地震・僧侶の死・蟻の兵隊
■7月28日午後4時27分、「緊急エリアメール」が大音量で危険を伝える。同時に食器棚がガチャガチャと大きく揺れる。私は食卓の椅子から腰が浮く。驚いた小太郎(柴犬)が慌てて駆け寄る。ソファーの妻も身構える。「小太郎!大丈夫、大丈夫。地震たい、地震」と言いながら、ちょっと、これは・・・ひどく大きいと不安になる。TVが震度、震源地、マグニチュードを報じる。ああ、またかと10年前の光景が頭を過る。
10年前、参議院選挙に初めての「野党統一候補」を擁立し、7月の投票日に向けた準備の最中だった。
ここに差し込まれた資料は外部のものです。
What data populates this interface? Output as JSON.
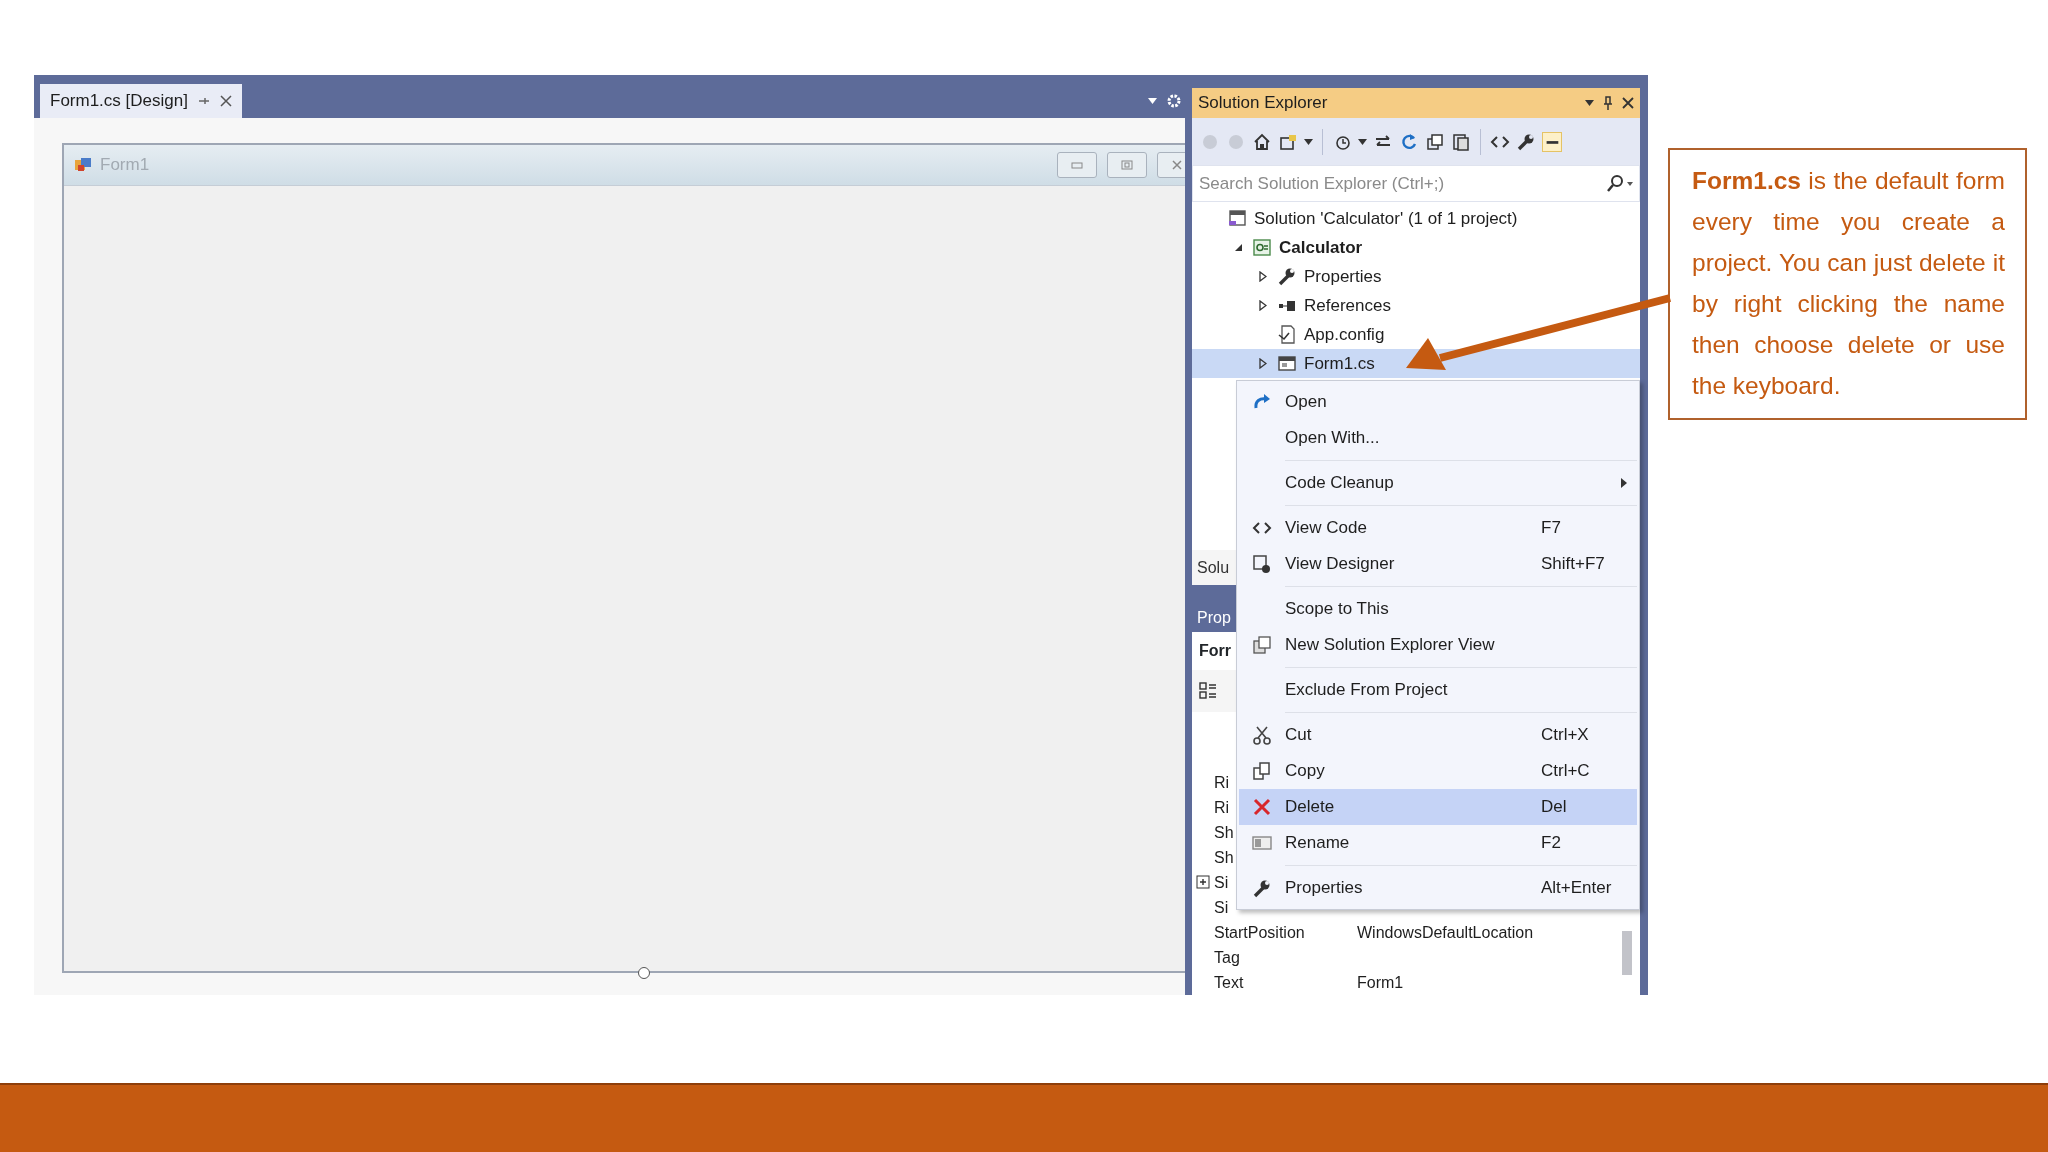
{
  "designer": {
    "tabs": [
      {
        "label": "Form1.cs [Design]",
        "selected": true
      }
    ],
    "form": {
      "title": "Form1"
    }
  },
  "solution_explorer": {
    "title": "Solution Explorer",
    "search": {
      "placeholder": "Search Solution Explorer (Ctrl+;)"
    },
    "tree": [
      {
        "label": "Solution 'Calculator' (1 of 1 project)",
        "kind": "solution",
        "selected": false,
        "children": [
          {
            "label": "Calculator",
            "kind": "project",
            "selected": false,
            "expanded": true,
            "children": [
              {
                "label": "Properties",
                "kind": "properties",
                "selected": false,
                "expanded": false
              },
              {
                "label": "References",
                "kind": "references",
                "selected": false,
                "expanded": false
              },
              {
                "label": "App.config",
                "kind": "config",
                "selected": false
              },
              {
                "label": "Form1.cs",
                "kind": "form",
                "selected": true,
                "expanded": false
              }
            ]
          }
        ]
      }
    ],
    "bottom_tab": "Solu"
  },
  "properties": {
    "title": "Prop",
    "object": "Forr",
    "rows": [
      {
        "name": "Ri"
      },
      {
        "name": "Ri"
      },
      {
        "name": "Sh"
      },
      {
        "name": "Sh"
      },
      {
        "name": "Si",
        "expanded": false
      },
      {
        "name": "Si"
      },
      {
        "name": "StartPosition",
        "value": "WindowsDefaultLocation"
      },
      {
        "name": "Tag"
      },
      {
        "name": "Text",
        "value": "Form1"
      }
    ]
  },
  "context_menu": [
    {
      "kind": "item",
      "label": "Open",
      "selected": false,
      "submenu": false
    },
    {
      "kind": "item",
      "label": "Open With...",
      "selected": false,
      "submenu": false
    },
    {
      "kind": "separator"
    },
    {
      "kind": "item",
      "label": "Code Cleanup",
      "selected": false,
      "submenu": true
    },
    {
      "kind": "separator"
    },
    {
      "kind": "item",
      "label": "View Code",
      "shortcut": "F7",
      "selected": false,
      "submenu": false
    },
    {
      "kind": "item",
      "label": "View Designer",
      "shortcut": "Shift+F7",
      "selected": false,
      "submenu": false
    },
    {
      "kind": "separator"
    },
    {
      "kind": "item",
      "label": "Scope to This",
      "selected": false,
      "submenu": false
    },
    {
      "kind": "item",
      "label": "New Solution Explorer View",
      "selected": false,
      "submenu": false
    },
    {
      "kind": "separator"
    },
    {
      "kind": "item",
      "label": "Exclude From Project",
      "selected": false,
      "submenu": false
    },
    {
      "kind": "separator"
    },
    {
      "kind": "item",
      "label": "Cut",
      "shortcut": "Ctrl+X",
      "selected": false,
      "submenu": false
    },
    {
      "kind": "item",
      "label": "Copy",
      "shortcut": "Ctrl+C",
      "selected": false,
      "submenu": false
    },
    {
      "kind": "item",
      "label": "Delete",
      "shortcut": "Del",
      "selected": true,
      "submenu": false
    },
    {
      "kind": "item",
      "label": "Rename",
      "shortcut": "F2",
      "selected": false,
      "submenu": false
    },
    {
      "kind": "separator"
    },
    {
      "kind": "item",
      "label": "Properties",
      "shortcut": "Alt+Enter",
      "selected": false,
      "submenu": false
    }
  ],
  "annotation": "**Form1.cs** is the default form every time you create a project. You can just delete it by right clicking the name then choose delete or use the keyboard."
}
選挙闘争の根拠地となっていた労働会館も京町会館も、前震後の「がんばって片付けよう」から、本震後には「これは無理だ」と諦めるまでに破壊されてしまった。すでに印刷を終えて保管していた70万枚、山積みの第1号ビラも崩落した。候補者と山口二郎氏の対談を予定していた5月3日の憲法集会は中止、5月15日、後に避難所となった益城町のグッランメッセで開催予定の「くまみん大集会」も中止。4日後には臨時の選対事務局会議を開き選挙闘争の進め方を抜本的に見直したのだった。4月20日には当時の安倍晋三首相が熊本に入り「出来ることはすべてやります」と演説し、その後も数度にわたって来熊。熊本での選挙戦は与党に有利に傾いていった。私的には、4月14日夜、入浴していた私は突然大きな揺れで驚いた。湯船の湯が波打っているのをはじめて見た。揺れが収まりシャンプーしようとしたとき、家人が「何しよっと!」と言うので「シャンプーしたら上がるけん」と返事。「なーんば言いよっとね。震度7よ、震度7」と叱られて風呂から上がったのだ。本棚は倒れ本が散乱していた。16日の本震。ベッドにはいっていた私は経験したことのない揺れに、大声を出して飛び上がった。天井の蛍光灯は落ち、本棚はベッドの上に倒れてきた。リビングのテーブルの下に顔を寄せ合った家族と初代柴犬「太郎」は余震に耐えられず外に出た。そして近所の多くの方とともに、いつ収まるとも知れぬ余震におびえたのだった。停電と断水に悩まされ続けたが、数日にわたった車中泊と余震が堪えたのか、高齢になっていた「太郎」は5月17日に、益城町の病院で終末治療を受けていた母は6月23日に亡くなってしまった。参院選を取り組んでいるまっ最中だった。
今回の地震では充電中の掃除機が倒れ深夜まで断水があったが、被害はなかった。そして、被災地の報道に触れて、今日も何も出来ない自分がいる。
■8月12日、いつものようにメールを開くと久しぶりに「藤岡崇史」さんのFacebookが更新されているらしい。開くと、それは藤岡さんが更新したのではなくコメント欄が更新されていた。そのコメントは藤岡さんが「西帰」したことを伝えていた。Facebookを遡ると、昨年、直腸癌のステージ4を告げられて闘病中であったと記されている。片っ端から閉じてある文章を開いて読み、非戦を誓い運動を続けてこられた宗教者の信念に触れた。そして癌との闘い、さらには2026熊本地震の被災者に寄り添って最後の最期まで活動されてきたことを知った。特に2025年度筑紫女学園全学礼拝(報恩講)講話「不完全な自分を愛するということー戦後80年をむかえてー」の原稿には感動。直近のコメント欄には通夜と葬儀の日取りが記されていた。
■8月22日、「蟻の兵隊」上映会に参加した。映画にも上映後の池谷薫監督のトークショーにも心を動かされた。早速今朝、「蟻と兵隊」中古本をAmazonで購入した。